Die Alarmierung der Feuerwehr erfolgte zügig, und die Einsatzkräfte waren mit einem großen Aufgebot vor Ort. Ganze 57 Feuerwehrleute waren im Einsatz, um die Flammen zu bekämpfen. Dabei führten sie sowohl Innen- als auch Außenangriffe durch, unterstützt von einer Drehleiter – wie in einem Actionfilm! Um auch die letzten Glutnester zu erreichen, musste die Dachhaut teilweise aufwendig geöffnet werden. Zusätzlich kam eine Drohne mit Wärmebildkamera zum Einsatz, die aus der Luft die Lage beurteilte. Das klingt nach einer gut organisierten Aktion, oder?
Ein glücklicher Ausgang
Glücklicherweise konnte sich eine Person vor dem Eintreffen der Feuerwehr selbst in Sicherheit bringen und blieb völlig unverletzt.

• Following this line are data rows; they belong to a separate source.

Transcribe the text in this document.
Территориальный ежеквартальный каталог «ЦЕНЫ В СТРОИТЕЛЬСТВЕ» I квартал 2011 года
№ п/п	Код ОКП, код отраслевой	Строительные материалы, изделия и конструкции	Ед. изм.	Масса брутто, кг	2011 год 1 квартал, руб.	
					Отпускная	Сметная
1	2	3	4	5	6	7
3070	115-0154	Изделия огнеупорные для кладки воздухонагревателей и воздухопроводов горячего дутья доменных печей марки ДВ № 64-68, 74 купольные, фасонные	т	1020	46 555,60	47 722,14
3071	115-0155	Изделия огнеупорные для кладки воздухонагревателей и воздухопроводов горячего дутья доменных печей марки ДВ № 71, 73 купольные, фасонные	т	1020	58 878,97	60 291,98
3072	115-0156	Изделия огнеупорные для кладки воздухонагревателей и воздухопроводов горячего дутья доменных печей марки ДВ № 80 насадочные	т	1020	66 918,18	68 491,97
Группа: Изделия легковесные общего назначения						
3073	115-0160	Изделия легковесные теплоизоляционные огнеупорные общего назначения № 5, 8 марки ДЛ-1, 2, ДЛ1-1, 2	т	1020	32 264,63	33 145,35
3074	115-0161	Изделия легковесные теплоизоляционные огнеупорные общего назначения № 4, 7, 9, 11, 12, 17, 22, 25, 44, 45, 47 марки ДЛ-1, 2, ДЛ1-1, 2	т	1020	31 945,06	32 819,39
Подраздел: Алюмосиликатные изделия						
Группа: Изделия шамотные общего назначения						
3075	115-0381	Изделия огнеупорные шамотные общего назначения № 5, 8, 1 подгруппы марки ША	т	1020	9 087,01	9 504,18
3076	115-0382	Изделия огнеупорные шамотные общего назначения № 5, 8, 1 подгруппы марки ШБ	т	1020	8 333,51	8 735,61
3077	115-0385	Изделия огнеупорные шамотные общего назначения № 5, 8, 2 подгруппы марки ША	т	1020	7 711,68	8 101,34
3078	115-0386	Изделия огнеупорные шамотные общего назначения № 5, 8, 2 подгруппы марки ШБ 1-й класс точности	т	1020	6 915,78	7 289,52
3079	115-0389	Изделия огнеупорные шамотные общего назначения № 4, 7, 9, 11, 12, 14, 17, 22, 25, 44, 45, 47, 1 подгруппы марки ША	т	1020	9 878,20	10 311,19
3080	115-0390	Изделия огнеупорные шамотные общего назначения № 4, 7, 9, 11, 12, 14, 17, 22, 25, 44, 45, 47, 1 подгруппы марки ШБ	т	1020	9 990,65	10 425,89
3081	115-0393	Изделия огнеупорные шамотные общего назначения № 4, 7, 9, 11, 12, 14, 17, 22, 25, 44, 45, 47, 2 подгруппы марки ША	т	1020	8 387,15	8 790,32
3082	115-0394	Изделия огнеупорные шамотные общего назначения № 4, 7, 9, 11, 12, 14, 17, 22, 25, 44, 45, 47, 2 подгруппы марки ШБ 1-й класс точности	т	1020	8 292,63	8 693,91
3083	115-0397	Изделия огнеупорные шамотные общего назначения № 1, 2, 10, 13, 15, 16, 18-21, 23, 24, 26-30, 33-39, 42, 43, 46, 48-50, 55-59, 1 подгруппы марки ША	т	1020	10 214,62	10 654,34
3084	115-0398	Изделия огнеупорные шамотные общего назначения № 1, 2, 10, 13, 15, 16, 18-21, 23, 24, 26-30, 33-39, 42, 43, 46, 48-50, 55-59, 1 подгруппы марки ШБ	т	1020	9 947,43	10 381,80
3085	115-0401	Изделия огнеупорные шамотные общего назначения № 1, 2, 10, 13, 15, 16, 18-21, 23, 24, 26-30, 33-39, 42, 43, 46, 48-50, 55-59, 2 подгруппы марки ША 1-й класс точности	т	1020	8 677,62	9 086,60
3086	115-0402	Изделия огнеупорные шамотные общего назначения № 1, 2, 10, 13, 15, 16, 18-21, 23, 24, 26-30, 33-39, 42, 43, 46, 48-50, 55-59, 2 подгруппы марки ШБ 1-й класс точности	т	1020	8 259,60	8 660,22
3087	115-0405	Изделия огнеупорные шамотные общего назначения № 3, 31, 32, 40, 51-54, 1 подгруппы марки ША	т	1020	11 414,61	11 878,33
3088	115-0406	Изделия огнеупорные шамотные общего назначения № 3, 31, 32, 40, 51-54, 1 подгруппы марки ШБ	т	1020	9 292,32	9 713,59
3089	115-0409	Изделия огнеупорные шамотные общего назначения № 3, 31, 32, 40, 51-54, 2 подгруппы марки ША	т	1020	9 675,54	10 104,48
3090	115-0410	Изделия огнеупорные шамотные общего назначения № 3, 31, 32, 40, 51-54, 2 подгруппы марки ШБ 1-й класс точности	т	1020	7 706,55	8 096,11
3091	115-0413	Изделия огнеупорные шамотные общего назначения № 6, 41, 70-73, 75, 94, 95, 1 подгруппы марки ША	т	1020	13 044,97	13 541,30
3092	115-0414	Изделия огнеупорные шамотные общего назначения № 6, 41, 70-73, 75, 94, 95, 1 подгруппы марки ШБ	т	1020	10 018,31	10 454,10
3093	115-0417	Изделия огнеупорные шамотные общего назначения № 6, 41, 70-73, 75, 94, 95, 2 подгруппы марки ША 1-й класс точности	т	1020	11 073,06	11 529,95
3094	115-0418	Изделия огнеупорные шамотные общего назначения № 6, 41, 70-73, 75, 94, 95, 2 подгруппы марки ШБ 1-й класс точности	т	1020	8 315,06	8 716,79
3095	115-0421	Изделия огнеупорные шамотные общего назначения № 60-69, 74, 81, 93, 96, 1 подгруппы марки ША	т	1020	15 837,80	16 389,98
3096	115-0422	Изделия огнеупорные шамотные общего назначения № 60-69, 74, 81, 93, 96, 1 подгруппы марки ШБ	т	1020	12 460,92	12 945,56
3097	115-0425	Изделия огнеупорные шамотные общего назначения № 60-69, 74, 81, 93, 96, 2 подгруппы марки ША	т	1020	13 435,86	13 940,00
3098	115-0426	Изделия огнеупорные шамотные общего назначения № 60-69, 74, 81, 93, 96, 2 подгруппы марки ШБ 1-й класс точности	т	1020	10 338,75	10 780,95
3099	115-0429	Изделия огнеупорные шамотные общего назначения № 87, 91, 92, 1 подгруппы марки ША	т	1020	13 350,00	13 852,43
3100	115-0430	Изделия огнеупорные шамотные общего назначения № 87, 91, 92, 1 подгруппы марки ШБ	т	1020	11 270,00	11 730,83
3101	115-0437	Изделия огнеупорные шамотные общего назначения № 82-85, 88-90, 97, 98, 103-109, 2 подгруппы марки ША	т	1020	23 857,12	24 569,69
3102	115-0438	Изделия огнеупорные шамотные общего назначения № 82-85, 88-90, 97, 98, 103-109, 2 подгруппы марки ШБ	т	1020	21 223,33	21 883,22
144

Ein Lichtblick in einem ansonsten besorgniserregenden Szenario. Aber es gab auch Schattenseiten: Durch ein beschädigtes Heizungsrohr entstand Wasserschaden, und um weitere Gefahren zu vermeiden, schaltete der Energieversorger den Strom im Gebäude ab. Auch der Gasversorger machte vorsorglich das Gas dicht. Man möchte sich gar nicht ausmalen, was da alles hätte passieren können!
Nach Abschluss der Brandbekämpfung und den notwendigen Kontrollen wurde die Einsatzstelle an die Polizei übergeben. Ein Brand, der nicht nur die Feuerwehr in Atem hielt, sondern auch die ganze Nachbarschaft. Es bleibt zu hoffen, dass die Anwohner, die direkt betroffen waren, in den kommenden Tagen wieder zur Normalität zurückkehren können.